Kazuki1450/Qwen3-1.7B-Base_dsum_3_6_1p0_0p5_1p0_grpo_dr_grpo_42_rule
Kazuki1450/Qwen3-1.7B-Base_dsum_3_6_1p0_0p5_1p0_grpo_dr_grpo_42_rule is a 2 billion parameter language model fine-tuned from Qwen/Qwen3-1.7B-Base. This model was trained using the GRPO method, as detailed in the DeepSeekMath paper, to enhance mathematical reasoning capabilities. It is optimized for tasks requiring robust logical and mathematical processing, making it suitable for specialized analytical applications. The model leverages a 32768 token context length for processing extensive inputs.
Loading preview...
Overview
This model, Kazuki1450/Qwen3-1.7B-Base_dsum_3_6_1p0_0p5_1p0_grpo_dr_grpo_42_rule, is a fine-tuned variant of the Qwen3-1.7B-Base architecture, developed by Kazuki1450. It has been specifically trained using the GRPO (Gradient-based Reasoning Policy Optimization) method, a technique introduced in the research paper "DeepSeekMath: Pushing the Limits of Mathematical Reasoning in Open Language Models" (arXiv:2402.03300).
Key Capabilities
- Enhanced Mathematical Reasoning: The primary differentiator of this model is its fine-tuning with GRPO, which aims to improve its ability to handle complex mathematical and logical reasoning tasks.

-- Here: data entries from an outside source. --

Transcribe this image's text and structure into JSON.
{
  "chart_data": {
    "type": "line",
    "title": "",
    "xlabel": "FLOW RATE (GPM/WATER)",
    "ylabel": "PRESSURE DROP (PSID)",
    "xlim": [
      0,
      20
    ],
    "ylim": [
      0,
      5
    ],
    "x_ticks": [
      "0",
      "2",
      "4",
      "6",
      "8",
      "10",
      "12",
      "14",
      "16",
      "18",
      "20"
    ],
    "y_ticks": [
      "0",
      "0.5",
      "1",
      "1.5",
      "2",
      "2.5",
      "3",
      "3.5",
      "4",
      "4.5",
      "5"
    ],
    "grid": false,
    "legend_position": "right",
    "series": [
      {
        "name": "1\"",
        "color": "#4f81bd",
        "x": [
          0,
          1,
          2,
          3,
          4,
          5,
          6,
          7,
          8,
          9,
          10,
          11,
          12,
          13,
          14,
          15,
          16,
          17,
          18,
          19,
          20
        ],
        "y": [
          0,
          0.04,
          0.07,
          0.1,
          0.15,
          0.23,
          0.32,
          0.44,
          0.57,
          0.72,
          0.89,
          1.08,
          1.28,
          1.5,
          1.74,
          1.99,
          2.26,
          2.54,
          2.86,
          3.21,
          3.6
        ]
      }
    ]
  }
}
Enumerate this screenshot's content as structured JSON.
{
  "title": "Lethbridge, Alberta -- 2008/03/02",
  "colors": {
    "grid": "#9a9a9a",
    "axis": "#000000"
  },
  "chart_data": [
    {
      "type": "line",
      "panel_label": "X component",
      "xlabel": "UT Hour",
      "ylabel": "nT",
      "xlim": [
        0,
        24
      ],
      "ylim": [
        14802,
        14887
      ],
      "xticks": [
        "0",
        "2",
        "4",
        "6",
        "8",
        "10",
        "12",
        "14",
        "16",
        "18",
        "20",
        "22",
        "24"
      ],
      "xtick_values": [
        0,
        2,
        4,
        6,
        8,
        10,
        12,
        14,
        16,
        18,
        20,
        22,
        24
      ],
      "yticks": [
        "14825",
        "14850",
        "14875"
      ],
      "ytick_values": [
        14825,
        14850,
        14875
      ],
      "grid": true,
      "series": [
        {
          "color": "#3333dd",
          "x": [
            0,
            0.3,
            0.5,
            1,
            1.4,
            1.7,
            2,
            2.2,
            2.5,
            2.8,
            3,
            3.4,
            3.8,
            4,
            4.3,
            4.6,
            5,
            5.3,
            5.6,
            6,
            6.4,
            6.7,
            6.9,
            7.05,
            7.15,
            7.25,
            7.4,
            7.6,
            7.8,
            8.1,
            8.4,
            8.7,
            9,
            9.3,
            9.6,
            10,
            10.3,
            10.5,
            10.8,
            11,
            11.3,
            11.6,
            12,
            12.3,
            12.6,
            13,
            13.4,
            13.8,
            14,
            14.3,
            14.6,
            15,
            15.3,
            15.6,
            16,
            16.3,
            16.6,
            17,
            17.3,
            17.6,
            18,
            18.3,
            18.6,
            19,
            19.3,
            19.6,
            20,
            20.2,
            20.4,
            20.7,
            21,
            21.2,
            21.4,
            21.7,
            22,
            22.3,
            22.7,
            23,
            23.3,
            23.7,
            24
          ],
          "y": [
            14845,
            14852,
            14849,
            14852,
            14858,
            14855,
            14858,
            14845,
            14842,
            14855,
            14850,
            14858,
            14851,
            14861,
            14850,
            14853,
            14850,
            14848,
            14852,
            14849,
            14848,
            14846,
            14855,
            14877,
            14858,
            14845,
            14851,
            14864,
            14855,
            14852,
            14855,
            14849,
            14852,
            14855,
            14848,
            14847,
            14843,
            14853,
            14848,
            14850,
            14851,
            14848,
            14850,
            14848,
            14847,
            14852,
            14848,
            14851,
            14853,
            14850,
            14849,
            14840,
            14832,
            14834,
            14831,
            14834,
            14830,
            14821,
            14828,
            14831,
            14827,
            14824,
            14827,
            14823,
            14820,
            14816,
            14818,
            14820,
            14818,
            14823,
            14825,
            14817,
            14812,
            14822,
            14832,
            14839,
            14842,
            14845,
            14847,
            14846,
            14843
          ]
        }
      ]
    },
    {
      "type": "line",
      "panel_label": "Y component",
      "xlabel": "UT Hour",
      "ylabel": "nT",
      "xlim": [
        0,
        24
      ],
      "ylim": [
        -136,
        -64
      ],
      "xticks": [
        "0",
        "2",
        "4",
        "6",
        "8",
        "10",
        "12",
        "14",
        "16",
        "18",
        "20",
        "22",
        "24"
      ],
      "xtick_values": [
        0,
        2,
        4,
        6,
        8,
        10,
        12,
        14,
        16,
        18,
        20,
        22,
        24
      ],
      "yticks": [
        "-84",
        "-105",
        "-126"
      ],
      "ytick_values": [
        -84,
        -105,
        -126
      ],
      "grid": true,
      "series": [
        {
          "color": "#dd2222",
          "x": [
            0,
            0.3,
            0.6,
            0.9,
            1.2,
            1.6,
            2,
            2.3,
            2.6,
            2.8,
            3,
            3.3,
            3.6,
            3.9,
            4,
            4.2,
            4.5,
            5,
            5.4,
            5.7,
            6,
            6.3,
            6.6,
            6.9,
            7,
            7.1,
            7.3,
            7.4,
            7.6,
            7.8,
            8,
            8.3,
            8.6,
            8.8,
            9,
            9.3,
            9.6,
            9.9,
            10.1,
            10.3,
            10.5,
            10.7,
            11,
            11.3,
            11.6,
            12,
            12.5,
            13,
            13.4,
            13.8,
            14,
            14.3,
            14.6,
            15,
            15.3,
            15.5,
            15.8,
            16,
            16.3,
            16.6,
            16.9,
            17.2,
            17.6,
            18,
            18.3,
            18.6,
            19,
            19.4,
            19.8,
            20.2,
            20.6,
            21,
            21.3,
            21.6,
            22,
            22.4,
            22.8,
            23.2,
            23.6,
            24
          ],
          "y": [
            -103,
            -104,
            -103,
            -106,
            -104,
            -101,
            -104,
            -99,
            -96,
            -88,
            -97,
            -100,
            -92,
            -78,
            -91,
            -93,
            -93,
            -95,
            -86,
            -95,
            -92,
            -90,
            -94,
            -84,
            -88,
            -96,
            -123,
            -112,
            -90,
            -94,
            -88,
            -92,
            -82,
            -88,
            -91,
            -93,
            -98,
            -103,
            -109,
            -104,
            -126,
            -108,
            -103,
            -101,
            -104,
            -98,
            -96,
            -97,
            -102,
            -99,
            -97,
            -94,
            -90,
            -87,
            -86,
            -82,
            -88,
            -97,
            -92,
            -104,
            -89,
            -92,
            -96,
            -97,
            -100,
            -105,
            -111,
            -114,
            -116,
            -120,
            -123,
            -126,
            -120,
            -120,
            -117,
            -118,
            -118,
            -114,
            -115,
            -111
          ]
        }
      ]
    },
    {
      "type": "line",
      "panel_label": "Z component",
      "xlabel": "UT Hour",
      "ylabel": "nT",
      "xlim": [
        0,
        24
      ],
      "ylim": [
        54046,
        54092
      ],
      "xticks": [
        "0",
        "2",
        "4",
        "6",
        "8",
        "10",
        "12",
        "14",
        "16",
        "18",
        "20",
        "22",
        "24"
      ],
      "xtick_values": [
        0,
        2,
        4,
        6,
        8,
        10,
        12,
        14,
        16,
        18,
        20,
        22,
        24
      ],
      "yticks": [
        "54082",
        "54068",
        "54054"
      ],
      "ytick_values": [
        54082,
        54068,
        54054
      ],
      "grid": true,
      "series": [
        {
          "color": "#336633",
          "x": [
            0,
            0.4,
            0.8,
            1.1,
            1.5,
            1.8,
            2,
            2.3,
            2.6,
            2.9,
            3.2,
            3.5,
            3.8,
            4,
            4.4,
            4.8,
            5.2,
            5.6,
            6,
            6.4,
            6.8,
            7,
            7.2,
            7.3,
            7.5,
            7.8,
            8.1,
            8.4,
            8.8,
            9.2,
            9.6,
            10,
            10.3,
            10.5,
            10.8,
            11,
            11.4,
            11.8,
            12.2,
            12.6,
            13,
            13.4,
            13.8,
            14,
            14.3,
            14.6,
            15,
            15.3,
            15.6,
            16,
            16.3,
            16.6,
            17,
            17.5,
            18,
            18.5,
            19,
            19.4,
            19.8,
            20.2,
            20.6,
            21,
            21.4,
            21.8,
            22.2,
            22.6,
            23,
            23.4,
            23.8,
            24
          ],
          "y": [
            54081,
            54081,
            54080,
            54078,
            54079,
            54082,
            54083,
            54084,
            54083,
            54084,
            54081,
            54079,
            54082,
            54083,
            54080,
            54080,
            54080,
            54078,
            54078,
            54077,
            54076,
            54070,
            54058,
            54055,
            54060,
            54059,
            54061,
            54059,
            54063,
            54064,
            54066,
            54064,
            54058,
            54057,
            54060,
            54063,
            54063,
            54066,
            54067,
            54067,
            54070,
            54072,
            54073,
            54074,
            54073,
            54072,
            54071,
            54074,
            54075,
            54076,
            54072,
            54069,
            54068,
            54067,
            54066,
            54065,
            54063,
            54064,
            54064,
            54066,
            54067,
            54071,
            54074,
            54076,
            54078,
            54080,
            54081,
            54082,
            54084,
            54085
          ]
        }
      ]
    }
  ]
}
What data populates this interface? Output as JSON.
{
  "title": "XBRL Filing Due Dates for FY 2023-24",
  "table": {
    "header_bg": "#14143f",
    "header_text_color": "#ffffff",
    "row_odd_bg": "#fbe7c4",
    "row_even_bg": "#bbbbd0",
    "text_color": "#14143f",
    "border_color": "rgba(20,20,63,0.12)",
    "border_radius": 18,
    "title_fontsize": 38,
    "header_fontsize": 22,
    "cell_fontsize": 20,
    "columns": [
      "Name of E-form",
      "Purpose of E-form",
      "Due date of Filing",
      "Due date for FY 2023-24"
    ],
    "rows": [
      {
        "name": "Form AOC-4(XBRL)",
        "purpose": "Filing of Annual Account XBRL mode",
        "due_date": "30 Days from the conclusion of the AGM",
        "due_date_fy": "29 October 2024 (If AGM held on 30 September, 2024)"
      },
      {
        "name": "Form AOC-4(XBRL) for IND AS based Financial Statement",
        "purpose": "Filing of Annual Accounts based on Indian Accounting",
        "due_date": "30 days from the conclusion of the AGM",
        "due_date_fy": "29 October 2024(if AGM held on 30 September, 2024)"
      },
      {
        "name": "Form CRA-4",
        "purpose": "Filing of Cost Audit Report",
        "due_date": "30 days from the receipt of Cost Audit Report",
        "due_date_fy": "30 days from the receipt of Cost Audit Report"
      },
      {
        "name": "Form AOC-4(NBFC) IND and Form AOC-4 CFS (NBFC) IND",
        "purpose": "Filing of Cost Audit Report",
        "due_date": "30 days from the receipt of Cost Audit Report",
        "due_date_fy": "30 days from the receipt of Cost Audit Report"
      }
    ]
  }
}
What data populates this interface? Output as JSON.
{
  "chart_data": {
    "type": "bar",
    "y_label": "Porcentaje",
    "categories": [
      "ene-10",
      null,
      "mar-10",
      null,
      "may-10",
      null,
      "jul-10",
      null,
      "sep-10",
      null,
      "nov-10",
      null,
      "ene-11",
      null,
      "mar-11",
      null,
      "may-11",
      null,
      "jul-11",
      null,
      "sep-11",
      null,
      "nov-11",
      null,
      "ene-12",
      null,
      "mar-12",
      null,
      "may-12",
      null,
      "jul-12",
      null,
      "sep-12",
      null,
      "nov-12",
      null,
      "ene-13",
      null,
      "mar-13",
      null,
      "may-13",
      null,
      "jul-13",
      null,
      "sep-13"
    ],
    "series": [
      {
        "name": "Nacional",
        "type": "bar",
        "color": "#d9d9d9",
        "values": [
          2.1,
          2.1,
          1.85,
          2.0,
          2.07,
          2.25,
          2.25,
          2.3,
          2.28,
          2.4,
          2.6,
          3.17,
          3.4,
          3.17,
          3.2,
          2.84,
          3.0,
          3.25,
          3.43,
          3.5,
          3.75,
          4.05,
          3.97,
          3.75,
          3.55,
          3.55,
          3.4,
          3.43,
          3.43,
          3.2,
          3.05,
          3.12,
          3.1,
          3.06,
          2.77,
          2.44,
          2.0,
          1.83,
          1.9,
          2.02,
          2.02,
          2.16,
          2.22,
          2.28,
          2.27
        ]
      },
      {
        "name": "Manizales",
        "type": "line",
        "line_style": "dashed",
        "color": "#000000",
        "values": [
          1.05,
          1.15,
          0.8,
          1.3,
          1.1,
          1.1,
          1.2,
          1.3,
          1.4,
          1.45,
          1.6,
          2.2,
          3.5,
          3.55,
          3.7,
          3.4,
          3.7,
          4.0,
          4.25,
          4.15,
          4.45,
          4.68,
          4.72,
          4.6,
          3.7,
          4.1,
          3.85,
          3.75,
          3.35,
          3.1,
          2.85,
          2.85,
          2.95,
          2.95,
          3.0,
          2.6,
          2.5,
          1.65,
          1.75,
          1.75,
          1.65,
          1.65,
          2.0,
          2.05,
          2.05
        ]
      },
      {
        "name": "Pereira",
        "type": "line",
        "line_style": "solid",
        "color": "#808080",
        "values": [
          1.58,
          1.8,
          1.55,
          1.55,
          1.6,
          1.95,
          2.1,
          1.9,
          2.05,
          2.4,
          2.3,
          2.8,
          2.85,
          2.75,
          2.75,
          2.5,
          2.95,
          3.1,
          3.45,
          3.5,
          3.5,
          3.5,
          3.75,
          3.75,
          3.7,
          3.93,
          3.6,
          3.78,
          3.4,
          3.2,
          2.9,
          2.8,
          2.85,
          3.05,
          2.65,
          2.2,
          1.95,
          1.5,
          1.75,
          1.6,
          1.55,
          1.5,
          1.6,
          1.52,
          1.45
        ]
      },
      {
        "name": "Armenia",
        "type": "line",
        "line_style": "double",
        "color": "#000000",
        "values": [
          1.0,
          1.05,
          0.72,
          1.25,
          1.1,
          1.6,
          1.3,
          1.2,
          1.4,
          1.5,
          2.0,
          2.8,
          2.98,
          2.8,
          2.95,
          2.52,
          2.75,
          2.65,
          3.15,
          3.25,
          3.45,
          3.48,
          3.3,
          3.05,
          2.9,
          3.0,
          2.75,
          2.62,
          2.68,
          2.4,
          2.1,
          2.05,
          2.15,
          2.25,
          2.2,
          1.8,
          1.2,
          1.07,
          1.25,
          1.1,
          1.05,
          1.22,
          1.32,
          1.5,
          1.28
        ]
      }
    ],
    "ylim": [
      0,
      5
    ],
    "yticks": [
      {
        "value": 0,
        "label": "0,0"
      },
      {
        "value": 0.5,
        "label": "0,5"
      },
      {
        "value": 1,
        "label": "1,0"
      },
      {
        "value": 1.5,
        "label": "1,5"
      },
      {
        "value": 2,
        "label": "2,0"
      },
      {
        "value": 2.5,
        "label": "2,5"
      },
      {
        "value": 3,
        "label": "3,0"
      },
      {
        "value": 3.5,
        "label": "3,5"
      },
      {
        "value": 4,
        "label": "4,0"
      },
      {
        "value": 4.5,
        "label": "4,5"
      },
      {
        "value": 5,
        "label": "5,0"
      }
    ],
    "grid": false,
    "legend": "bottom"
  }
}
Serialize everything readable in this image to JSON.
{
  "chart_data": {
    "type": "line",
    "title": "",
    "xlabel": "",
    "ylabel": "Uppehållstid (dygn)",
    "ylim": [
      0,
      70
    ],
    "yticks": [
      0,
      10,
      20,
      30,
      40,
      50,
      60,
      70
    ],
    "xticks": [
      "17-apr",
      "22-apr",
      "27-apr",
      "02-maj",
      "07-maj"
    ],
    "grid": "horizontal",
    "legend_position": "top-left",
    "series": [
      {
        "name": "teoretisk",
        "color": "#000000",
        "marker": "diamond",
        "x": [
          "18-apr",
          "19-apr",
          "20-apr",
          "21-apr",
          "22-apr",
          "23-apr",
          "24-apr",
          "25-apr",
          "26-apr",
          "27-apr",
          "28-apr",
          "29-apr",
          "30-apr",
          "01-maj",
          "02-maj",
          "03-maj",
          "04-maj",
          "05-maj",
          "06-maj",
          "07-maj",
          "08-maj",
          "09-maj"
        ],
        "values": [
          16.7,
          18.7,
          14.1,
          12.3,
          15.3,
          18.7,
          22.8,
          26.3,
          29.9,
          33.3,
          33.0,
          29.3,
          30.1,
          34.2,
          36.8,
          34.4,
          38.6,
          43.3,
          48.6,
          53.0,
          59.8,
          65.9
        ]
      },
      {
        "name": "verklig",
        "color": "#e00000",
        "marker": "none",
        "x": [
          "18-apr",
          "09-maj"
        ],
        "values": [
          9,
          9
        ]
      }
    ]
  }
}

- Base Model Architecture: Built upon the Qwen3-1.7B-Base, it inherits the foundational language understanding and generation capabilities of the Qwen family.
- TRL Framework: Training was conducted using the TRL (Transformers Reinforcement Learning) library, indicating a focus on reinforcement learning from human feedback or similar optimization strategies.
Training Details
The model's training procedure involved the GRPO method, which is designed to push the boundaries of mathematical reasoning in language models. The training utilized specific versions of frameworks including TRL (0.29.0), Transformers (4.57.3), Pytorch (2.9.0), Datasets (4.0.0), and Tokenizers (0.22.1).
Good For
- Applications requiring improved mathematical problem-solving.
- Tasks that benefit from enhanced logical reasoning.
- Developers looking for a compact model (2B parameters) with specialized reasoning capabilities.